Michael K. Williams, who played the gun-toting, stick-up kid Omar Little on The Wire, has joined the growing chorus of celebrities who have come out to criticize America’s long-running War on Drugs.
Earlier this month, Jay Z declared the drug war an “epic fail” in a short film. Other celebrities like actor Wagner Moura of the Netflix series Narcos, Orange is the New Black author Piper Kerman, and Fat Mike of NOFX have spoken out publicly this month as well.
“We now know, 45 years later, the war on drugs wasn’t meant to make America safer or more productive. It was meant to mute President Richard Nixon’s toughest critics, to criminalize black people and so-called anti-war hippies,” Williams wrote in his CNN op-ed.
“The war on drugs is a war on people—and more specifically, black and brown people, whom it has sought to demonize and silence, criminalizing generations of youth of color and creating severe drug-sentencing laws ultimately to target and incarcerate communities of color.”
Slowly but surely, the tide of public opinion is turning against the drug war. Also this month, an ex-cop and candidate for county sheriff in Iowa, Rick Stewart, told Vocativ that drug war prisoners should get $50,000 for every year spent behind bars.
“The effects of the War on Drugs have been, and continue to be, devastating,” Williams wrote. “The millions of parentless homes, the heartbreaking struggles with addiction, the financial desperation and the overall feeling that systems were built to hurt, not help, are painful consequences of racially motivated policies that continue rippling throughout our communities. This ‘war’ has left an unforgivable blight on black communities across the country. And yet it still rages.”
With law enforcement agencies like the Drug Enforcement Administration continuing to fight a senseless “war,” our resources are being wasted and multiple generations of people of color continue to rot in the penitentiary for non-violent drug offenses.

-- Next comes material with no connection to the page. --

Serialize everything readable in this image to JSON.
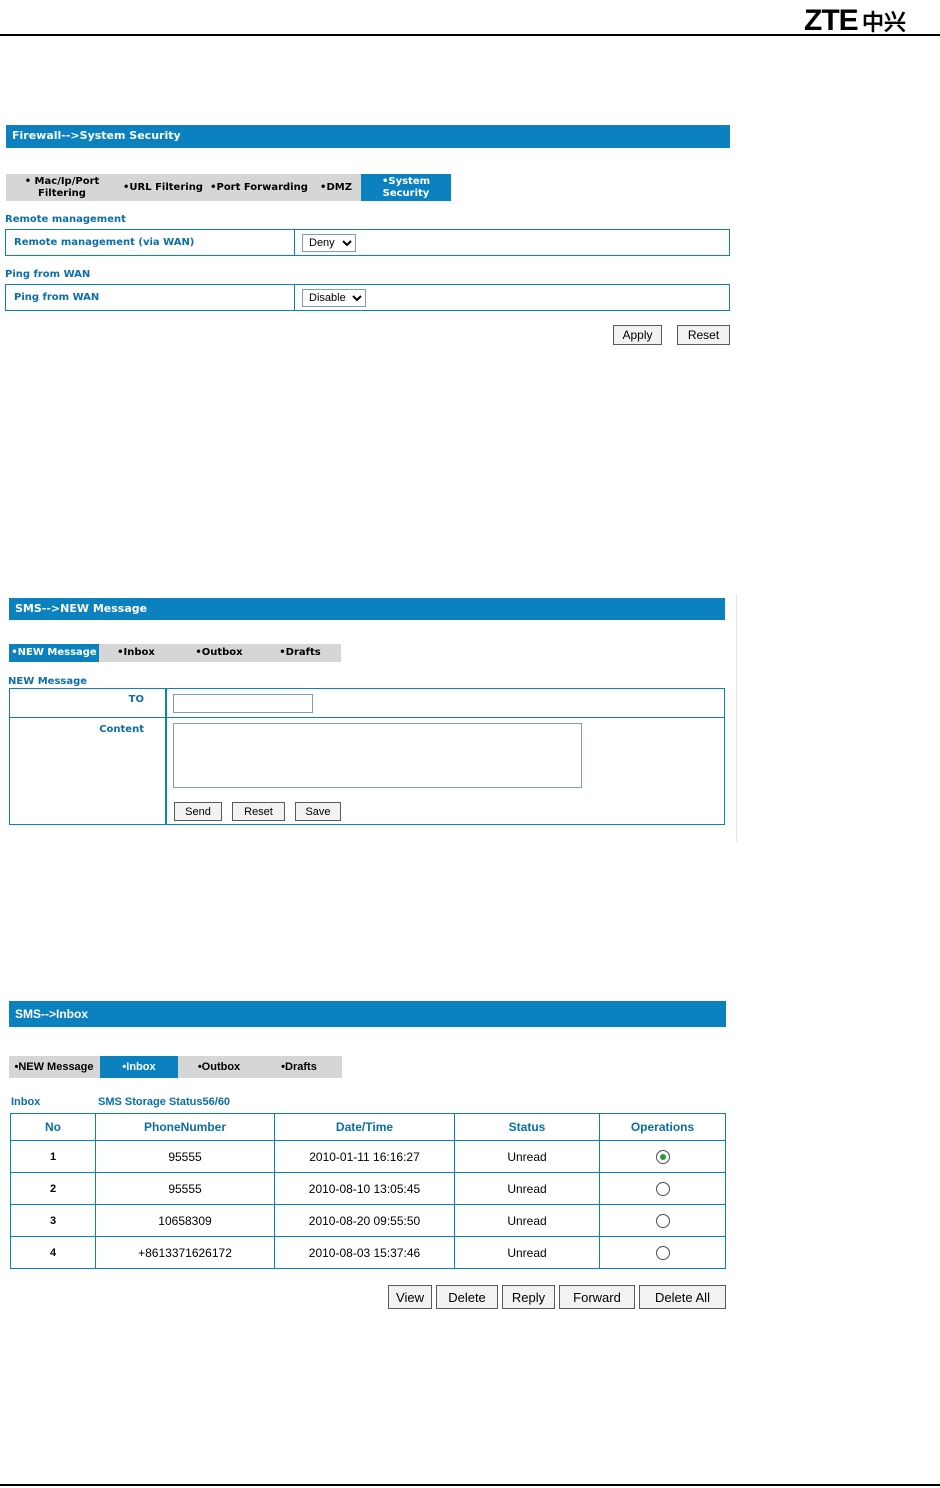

It’s time for the policies of the drug war to come to an end. It’s time to realize we can’t incarcerate ourselves out of the drug problem, especially when it’s a health issue, not a criminal one.
Williams also addressed his struggles with addiction and his fortune in being able to avoid becoming a part of the system.
“When I’ve struggled with addiction issues, I’ve been able to get the help and treatment I needed. I’ve been fortunate enough to have a network of support that has helped me through tough times and empowered me to pursue my dreams, a career, and success. I realize that no one’s life, least of all mine, would have been safer, better or more productive if I had been jailed for my addiction issues.
“Fortunately for me, the war on people did not swallow me up. I was able to sidestep the trappings of a system designed to make me fail. But this isn’t the case for many young men and women of color.”
The actor continued, “We must demand that policymakers in Washington begin unraveling the policies that have shackled generations of young Americans by supporting criminal justice reforms such as the Sentencing Reform and Corrections Act, and start peeling back layers of policy that have criminalized and demoralized our communities for too long.
“And we must demand that presidential candidates make a pledge to voters that in exchange for our votes they will begin undoing the injustices that have left too many behind and blown over, and finally create a level playing field for all Americans—especially Americans of color.”